Malia is also an embodiment, though, of the widespread realization of sexual-revolutionary values. She may not be having sex, but she’s pilled up and pleasured, as if that’s the universal standard for single women. Her confessional comes only pages after a warning to women who might have just gone off the pill: “If you thought there was a no-baby grace period and had sex after you popped your last pill, you could be pregnant.” Here is where the Obama administration has stepped in to make sure no woman (or man — who expects that she has properly suppressed her fertility like a good daughter of the feminist revolution) has reason to worry about responsibility and consequences, as it mandates that employers must cover abortion-inducing drugs, sterilization, and contraception, even if an employer has moral objections to these things (read: puritanical hang-ups). The move, billed as basic women’s health care, is an official institutionalization, in federal law, of the Cosmofication of America. We’re all cupcakeable now.

Even a Catholic religious sister, teaching or otherwise devoting her life to faithful service, isn’t exempt from the mandate; just call her Sister Mary Cosmo now. Consider the Sisters of Life, who devote their lives to building a culture of life, the antithesis of what this HHS mandate now requires them to buy into. Because they are members of a voluntary association — neither employers nor employees — and wouldn’t fit the narrow definition of “religious” under this administration anyway, they cannot obtain exemptions to protect their religious liberty.

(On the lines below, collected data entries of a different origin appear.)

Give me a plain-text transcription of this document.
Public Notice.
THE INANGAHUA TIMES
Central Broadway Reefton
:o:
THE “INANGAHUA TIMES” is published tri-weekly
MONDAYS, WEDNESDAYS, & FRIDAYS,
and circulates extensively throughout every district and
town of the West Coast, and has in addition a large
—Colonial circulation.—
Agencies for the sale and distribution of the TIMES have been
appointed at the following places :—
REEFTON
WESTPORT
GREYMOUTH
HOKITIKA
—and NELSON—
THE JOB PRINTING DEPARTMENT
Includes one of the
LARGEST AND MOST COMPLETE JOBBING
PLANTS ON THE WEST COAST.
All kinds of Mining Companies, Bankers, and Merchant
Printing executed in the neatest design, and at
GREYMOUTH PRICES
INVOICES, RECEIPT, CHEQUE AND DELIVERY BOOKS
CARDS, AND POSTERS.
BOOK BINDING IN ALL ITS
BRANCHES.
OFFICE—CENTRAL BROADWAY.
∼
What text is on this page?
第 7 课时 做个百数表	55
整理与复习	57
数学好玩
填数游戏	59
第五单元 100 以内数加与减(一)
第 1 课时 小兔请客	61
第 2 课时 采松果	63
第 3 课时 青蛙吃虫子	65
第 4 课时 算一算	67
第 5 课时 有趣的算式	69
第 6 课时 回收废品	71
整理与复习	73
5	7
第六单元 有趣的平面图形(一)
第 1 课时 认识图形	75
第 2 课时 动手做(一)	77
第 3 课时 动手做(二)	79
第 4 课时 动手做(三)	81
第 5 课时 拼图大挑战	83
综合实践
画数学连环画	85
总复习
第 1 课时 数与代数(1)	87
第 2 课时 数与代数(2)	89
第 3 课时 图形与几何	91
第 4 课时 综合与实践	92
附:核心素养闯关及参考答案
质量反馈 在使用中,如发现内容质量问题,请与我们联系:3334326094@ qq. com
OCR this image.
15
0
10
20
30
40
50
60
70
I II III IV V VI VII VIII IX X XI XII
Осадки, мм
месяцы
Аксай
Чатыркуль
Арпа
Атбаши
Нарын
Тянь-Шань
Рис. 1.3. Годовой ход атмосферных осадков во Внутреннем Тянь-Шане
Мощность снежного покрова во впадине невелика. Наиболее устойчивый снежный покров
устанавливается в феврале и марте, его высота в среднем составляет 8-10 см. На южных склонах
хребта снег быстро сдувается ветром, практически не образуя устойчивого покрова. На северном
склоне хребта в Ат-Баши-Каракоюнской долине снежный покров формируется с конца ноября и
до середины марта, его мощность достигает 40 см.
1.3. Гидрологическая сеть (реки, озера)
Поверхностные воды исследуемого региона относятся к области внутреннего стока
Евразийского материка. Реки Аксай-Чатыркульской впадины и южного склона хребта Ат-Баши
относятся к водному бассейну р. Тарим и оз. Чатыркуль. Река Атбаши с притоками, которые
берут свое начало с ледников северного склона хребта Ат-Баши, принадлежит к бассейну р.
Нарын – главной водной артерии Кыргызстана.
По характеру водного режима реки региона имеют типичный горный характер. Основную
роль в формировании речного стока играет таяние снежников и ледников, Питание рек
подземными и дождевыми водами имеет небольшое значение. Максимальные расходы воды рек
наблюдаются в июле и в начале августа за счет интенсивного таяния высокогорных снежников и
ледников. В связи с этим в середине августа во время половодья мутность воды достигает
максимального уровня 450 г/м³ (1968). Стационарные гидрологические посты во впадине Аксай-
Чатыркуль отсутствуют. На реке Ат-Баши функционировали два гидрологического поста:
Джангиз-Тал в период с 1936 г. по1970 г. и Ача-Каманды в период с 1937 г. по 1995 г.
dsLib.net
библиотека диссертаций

And, of course, this would be made for TV with an attractive policy cheerleader from Georgetown.

The federal government may not have established this church, but under Obama it is its acolyte. Even the virgin has the faith. The puritanical ice can stay in the cube within the walls of a church, but there’s a whole new “adult” view of religious liberty here. It may still be your mother’s Cosmo, but America has experienced the change.

— Kathryn Jean Lopez is editor-at-large of National Review Online. This column is available exclusively through Andrews McMeel Universal’s Newspaper Enterprise Association.